A queste dichiarazioni vanno ad aggiungersi quelle del sindaco di Dnipro (città che ormai sembrerebbe fuori dai “giochi”, ma visti gli ultimi avvenimenti, nulla va più dato per scontato), innervosito dall’ennesimo rinvio.

Boris Filatov già al penultimo rinvio mostrò il suo disappunto su Facebook chiedendo al comitato di prendere una decisione qualsiasi, pur di prendere una decisione, per sapere se loro possono incominciare a lavorare o meno, perché, a suo dire, sono persone responsabili. Oggi è andato duro anche con il Direttore Generale di NTU (Alasania), che dovrebbe scusarsi e spiegare le motivazioni per cui viene data priorità a solo due delle tre città candidate ufficialmente ad oggi, ancor prima di un annuncio ufficiale.
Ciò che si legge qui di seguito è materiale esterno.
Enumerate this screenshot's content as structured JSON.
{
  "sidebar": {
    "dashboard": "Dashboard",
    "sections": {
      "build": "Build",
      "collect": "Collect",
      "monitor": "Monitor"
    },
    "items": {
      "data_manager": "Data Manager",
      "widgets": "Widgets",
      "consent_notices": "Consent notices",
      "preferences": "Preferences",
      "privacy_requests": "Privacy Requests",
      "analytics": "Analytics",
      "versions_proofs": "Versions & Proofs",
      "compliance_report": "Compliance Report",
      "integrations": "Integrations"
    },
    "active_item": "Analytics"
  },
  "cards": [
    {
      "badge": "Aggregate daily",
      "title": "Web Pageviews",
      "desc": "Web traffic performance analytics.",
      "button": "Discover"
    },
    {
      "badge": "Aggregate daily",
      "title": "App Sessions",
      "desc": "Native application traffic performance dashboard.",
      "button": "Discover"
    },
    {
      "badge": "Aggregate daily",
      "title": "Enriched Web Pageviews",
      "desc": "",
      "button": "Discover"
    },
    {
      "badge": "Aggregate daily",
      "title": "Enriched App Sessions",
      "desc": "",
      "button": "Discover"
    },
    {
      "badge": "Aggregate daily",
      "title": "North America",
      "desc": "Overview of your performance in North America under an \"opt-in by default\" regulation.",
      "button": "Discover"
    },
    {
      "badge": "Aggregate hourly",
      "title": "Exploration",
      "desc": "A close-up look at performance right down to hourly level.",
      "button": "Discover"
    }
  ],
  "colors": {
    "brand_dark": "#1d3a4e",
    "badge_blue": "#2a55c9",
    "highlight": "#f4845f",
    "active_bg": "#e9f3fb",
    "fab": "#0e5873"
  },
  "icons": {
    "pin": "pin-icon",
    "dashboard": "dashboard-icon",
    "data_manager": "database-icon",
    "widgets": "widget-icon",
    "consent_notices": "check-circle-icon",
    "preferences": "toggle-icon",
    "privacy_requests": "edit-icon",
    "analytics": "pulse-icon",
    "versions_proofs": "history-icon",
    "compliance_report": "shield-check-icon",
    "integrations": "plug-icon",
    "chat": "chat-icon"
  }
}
In attesa che la situazione diventi più chiara, non resta che affidarsi alle parole di Alasania, che ha ricordato come l’annuncio sarà fatto probabilmente la prossima settimana (quindi si parla presumibilmente di settembre) e che sia Kiev che Odessa presentano dei vantaggi così come delle criticità (superabili in entrambe i casi).

Ricordiamo, per chiarezza, che Hennadiy Truhanov, il sindaco di Odessa, è coinvolto nello scandalo Panama Papers e, vista la poca chiarezza circa la proprietà del canale 112 Ukraine (il parlamento ucraino ha più volte chiesto di rivelare il vero proprietario del canale, senza esito), oltre al fatto che la maggior parte dei media del Paese è legata a partiti politici, le diverse dichiarazioni che si stanno susseguendo in questi giorni potrebbero essere pilotate o non corrispondenti al vero (e vanno dunque valutate con attenzione).

Ancora una volta dunque, non resta che pazientare e attendere l’annuncio ufficiale.